Además, todas estas armas las usaremos a lo largo del planeta, que recorreremos de pelea en pelea y lucha en lugares reales; por ejemplo, ciudades azotadas por la guerra, fábricas abandonadas o un barco trasatlántico a punto de naufragar, entre otros.
Estos lugares, además, son peligrosos pero tienen un alto nivel interactividad, que podremos aprovechar en nuestro favor, ya que pueden manipularse y destrozarse a placer, para causar la mayor destrucción posible y dejar un reguero de víctimas a tu paso. Todo esto es lo que veremos, pero lo mejor no será esto, sino el control que es excelente con una serie de opciones definidas para conseguir controlar todas las funciones de los personajes.

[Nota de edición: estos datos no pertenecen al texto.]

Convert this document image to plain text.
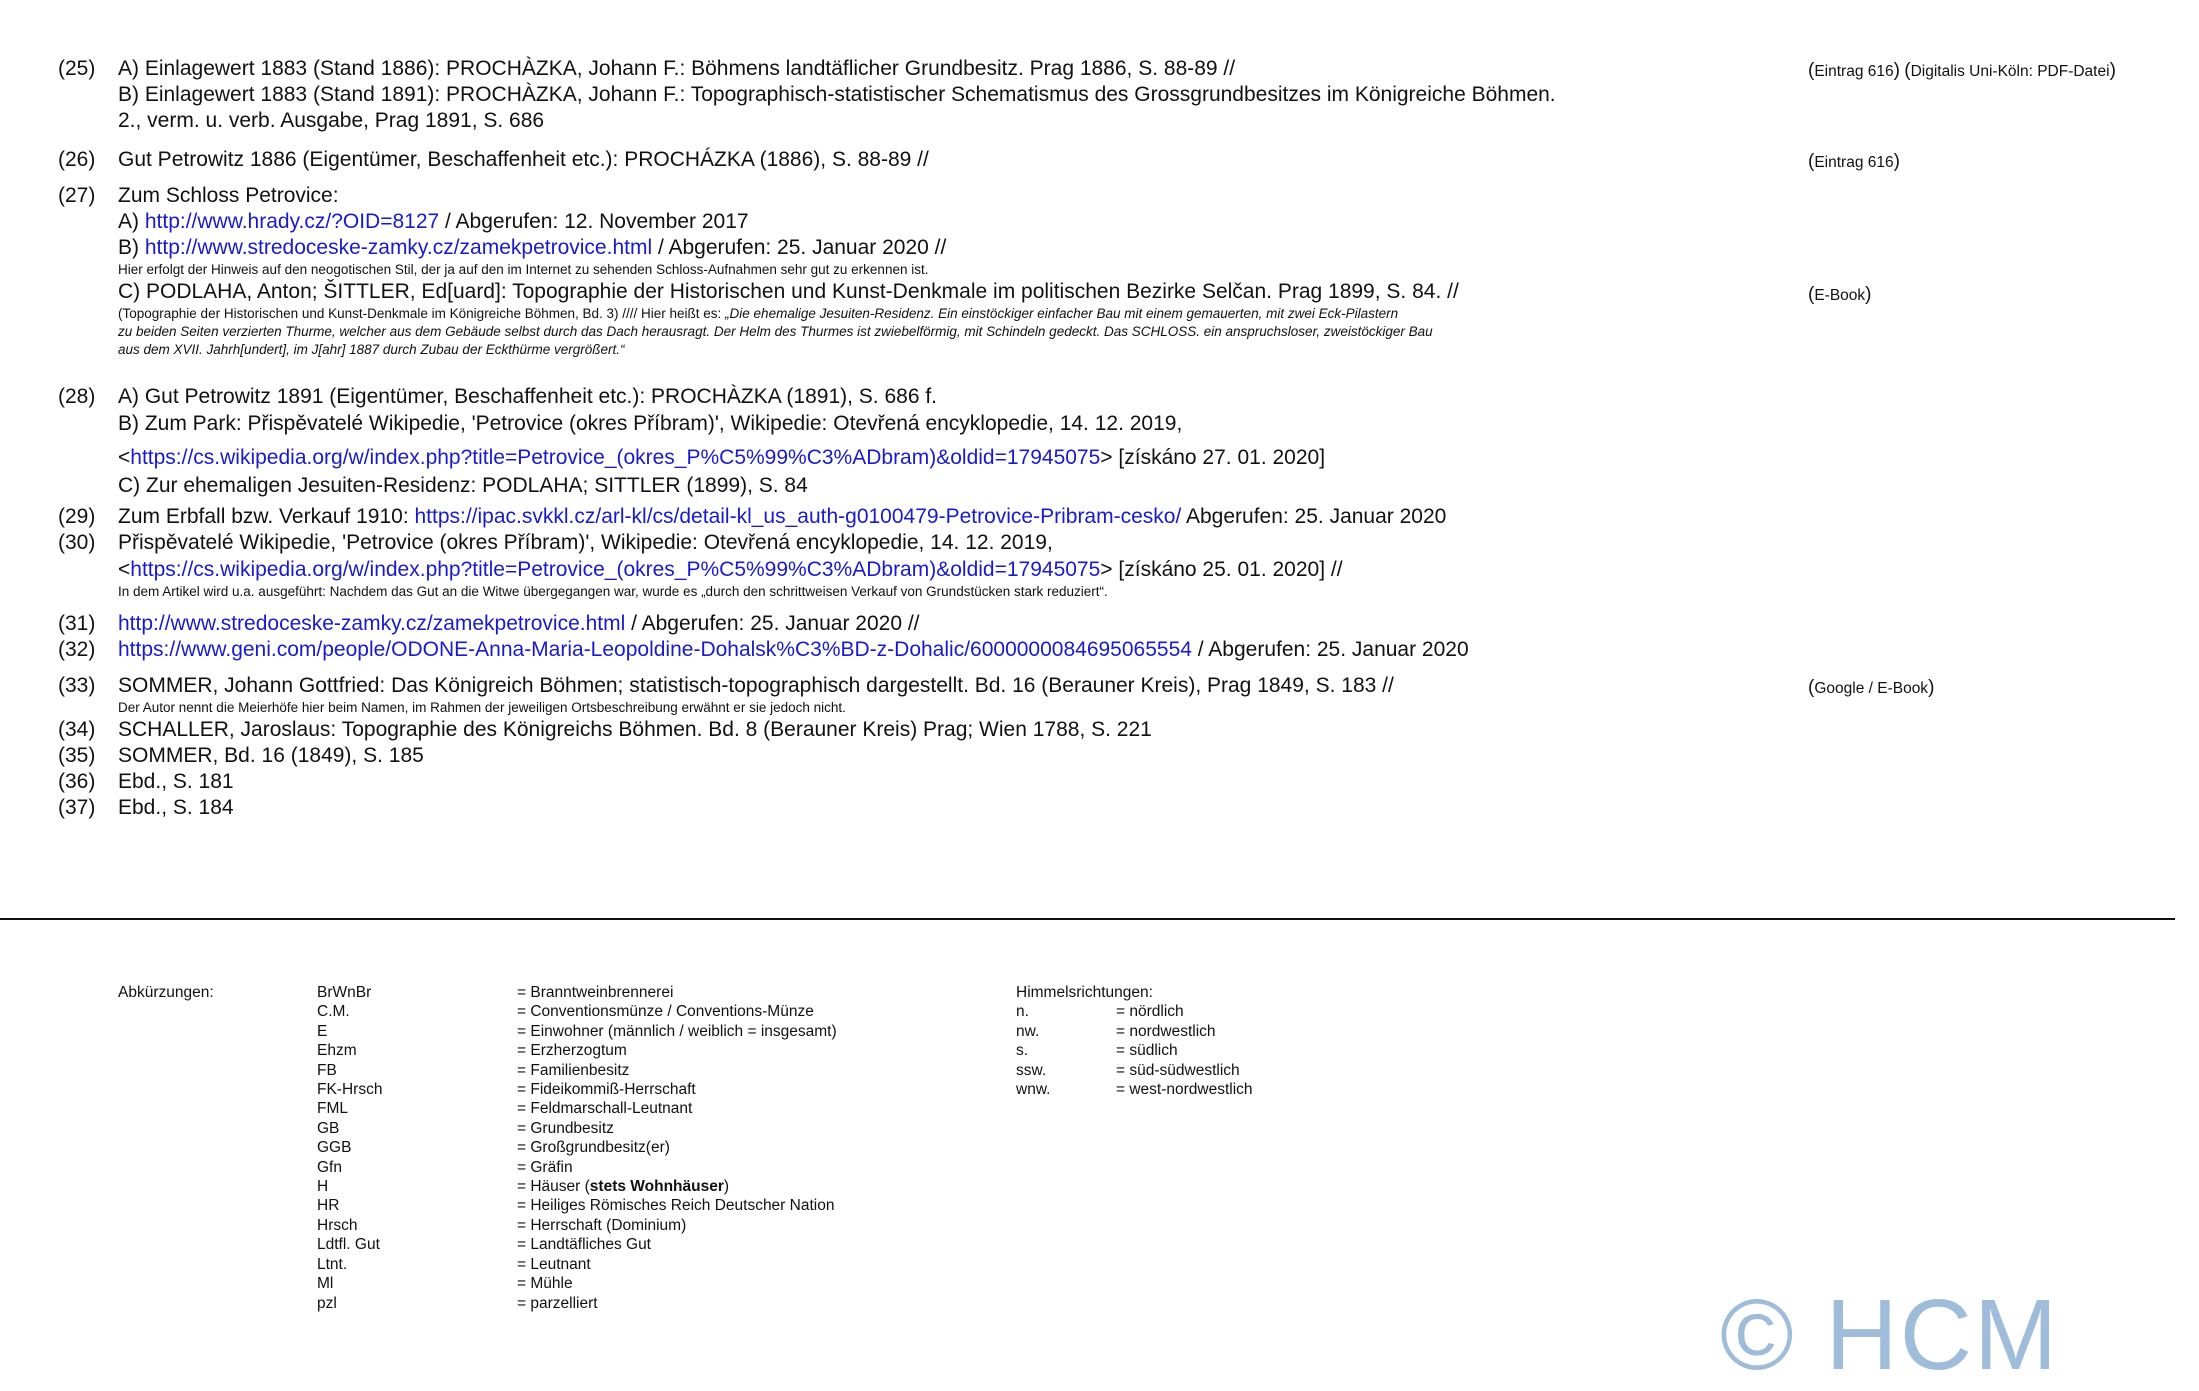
(25) A) Einlagewert 1883 (Stand 1886): PROCHÀZKA, Johann F.: Böhmens landtäflicher Grundbesitz. Prag 1886, S. 88-89 //
B) Einlagewert 1883 (Stand 1891): PROCHÀZKA, Johann F.: Topographisch-statistischer Schematismus des Grossgrundbesitzes im Königreiche Böhmen.
2., verm. u. verb. Ausgabe, Prag 1891, S. 686
(Eintrag 616) (Digitalis Uni-Köln: PDF-Datei)
(26) Gut Petrowitz 1886 (Eigentümer, Beschaffenheit etc.): PROCHÁZKA (1886), S. 88-89 //	(Eintrag 616)
(27) Zum Schloss Petrovice:
A) http://www.hrady.cz/?OID=8127 / Abgerufen: 12. November 2017
B) http://www.stredoceske-zamky.cz/zamekpetrovice.html / Abgerufen: 25. Januar 2020 //
Hier erfolgt der Hinweis auf den neogotischen Stil, der ja auf den im Internet zu sehenden Schloss-Aufnahmen sehr gut zu erkennen ist.
C) PODLAHA, Anton; ŠITTLER, Ed[uard]: Topographie der Historischen und Kunst-Denkmale im politischen Bezirke Selčan. Prag 1899, S. 84. //
(Topographie der Historischen und Kunst-Denkmale im Königreiche Böhmen, Bd. 3) //// Hier heißt es: „Die ehemalige Jesuiten-Residenz. Ein einstöckiger einfacher Bau mit einem gemauerten, mit zwei Eck-Pilastern
zu beiden Seiten verzierten Thurme, welcher aus dem Gebäude selbst durch das Dach herausragt. Der Helm des Thurmes ist zwiebelförmig, mit Schindeln gedeckt. Das SCHLOSS. ein anspruchsloser, zweistöckiger Bau
aus dem XVII. Jahrh[undert], im J[ahr] 1887 durch Zubau der Eckthürme vergrößert.“
(E-Book)
(28) A) Gut Petrowitz 1891 (Eigentümer, Beschaffenheit etc.): PROCHÀZKA (1891), S. 686 f.
B) Zum Park: Přispěvatelé Wikipedie, 'Petrovice (okres Příbram)', Wikipedie: Otevřená encyklopedie, 14. 12. 2019,
<https://cs.wikipedia.org/w/index.php?title=Petrovice_(okres_P%C5%99%C3%ADbram)&oldid=17945075> [získáno 27. 01. 2020]
C) Zur ehemaligen Jesuiten-Residenz: PODLAHA; SITTLER (1899), S. 84
(29) Zum Erbfall bzw. Verkauf 1910: https://ipac.svkkl.cz/arl-kl/cs/detail-kl_us_auth-g0100479-Petrovice-Pribram-cesko/ Abgerufen: 25. Januar 2020
(30) Přispěvatelé Wikipedie, 'Petrovice (okres Příbram)', Wikipedie: Otevřená encyklopedie, 14. 12. 2019,
<https://cs.wikipedia.org/w/index.php?title=Petrovice_(okres_P%C5%99%C3%ADbram)&oldid=17945075> [získáno 25. 01. 2020] //
In dem Artikel wird u.a. ausgeführt: Nachdem das Gut an die Witwe übergegangen war, wurde es „durch den schrittweisen Verkauf von Grundstücken stark reduziert“.
(31) http://www.stredoceske-zamky.cz/zamekpetrovice.html / Abgerufen: 25. Januar 2020 //
(32) https://www.geni.com/people/ODONE-Anna-Maria-Leopoldine-Dohalsk%C3%BD-z-Dohalic/6000000084695065554 / Abgerufen: 25. Januar 2020
(33) SOMMER, Johann Gottfried: Das Königreich Böhmen; statistisch-topographisch dargestellt. Bd. 16 (Berauner Kreis), Prag 1849, S. 183 //
Der Autor nennt die Meierhöfe hier beim Namen, im Rahmen der jeweiligen Ortsbeschreibung erwähnt er sie jedoch nicht.
(Google / E-Book)
(34) SCHALLER, Jaroslaus: Topographie des Königreichs Böhmen. Bd. 8 (Berauner Kreis) Prag; Wien 1788, S. 221
(35) SOMMER, Bd. 16 (1849), S. 185
(36) Ebd., S. 181
(37) Ebd., S. 184
Abkürzungen:	BrWnBr
C.M.
E
Ehzm
FB
FK-Hrsch
FML
GB
GGB
Gfn
H
HR
Hrsch
Ldtfl. Gut
Ltnt.
Ml
pzl
= Branntweinbrennerei
= Conventionsmünze / Conventions-Münze
= Einwohner (männlich / weiblich = insgesamt)
= Erzherzogtum
= Familienbesitz
= Fideikommiß-Herrschaft
= Feldmarschall-Leutnant
= Grundbesitz
= Großgrundbesitz(er)
= Gräfin
= Häuser (stets Wohnhäuser)
= Heiliges Römisches Reich Deutscher Nation
= Herrschaft (Dominium)
= Landtäfliches Gut
= Leutnant
= Mühle
= parzelliert
Himmelsrichtungen:
n.
nw.
s.
ssw.
wnw.
= nördlich
= nordwestlich
= südlich
= süd-südwestlich
= west-nordwestlich
© HCM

Hasta aquí, tenemos lo más lógico del juego, sin embargo, no se trata de matar al enemigo con un simple disparo, sino hacerlo rápido, hacerlo en el sitio más difícil y, al final, sobrevivir. Se trata de hacer más puntos y esto dota de una complejidad excepcional al juego, porque lo vuelve frenético y tendremos que luchar contra el reloj y contra los enemigos para conseguir el mayor número de puntos posible.
Multijugador No hay aquí demasiadas diferencias con respecto al modo un jugador en cuanto a diferentes mapas, armas, etc. De hecho, el modo para un sólo jugador es más bien un entrenamiento de lo que se puede ver en el modo multijugador, donde en lugar de IA, tendremos contrincantes reales que harán que conseguir puntos sea mucho más difícil.
En las partidas que hemos podido jugar, no podemos negar que hemos encontrado lag, pero ha sido en las menos, con lo que, en general se disfruta al máximo de las posibilidades de este juego también en red.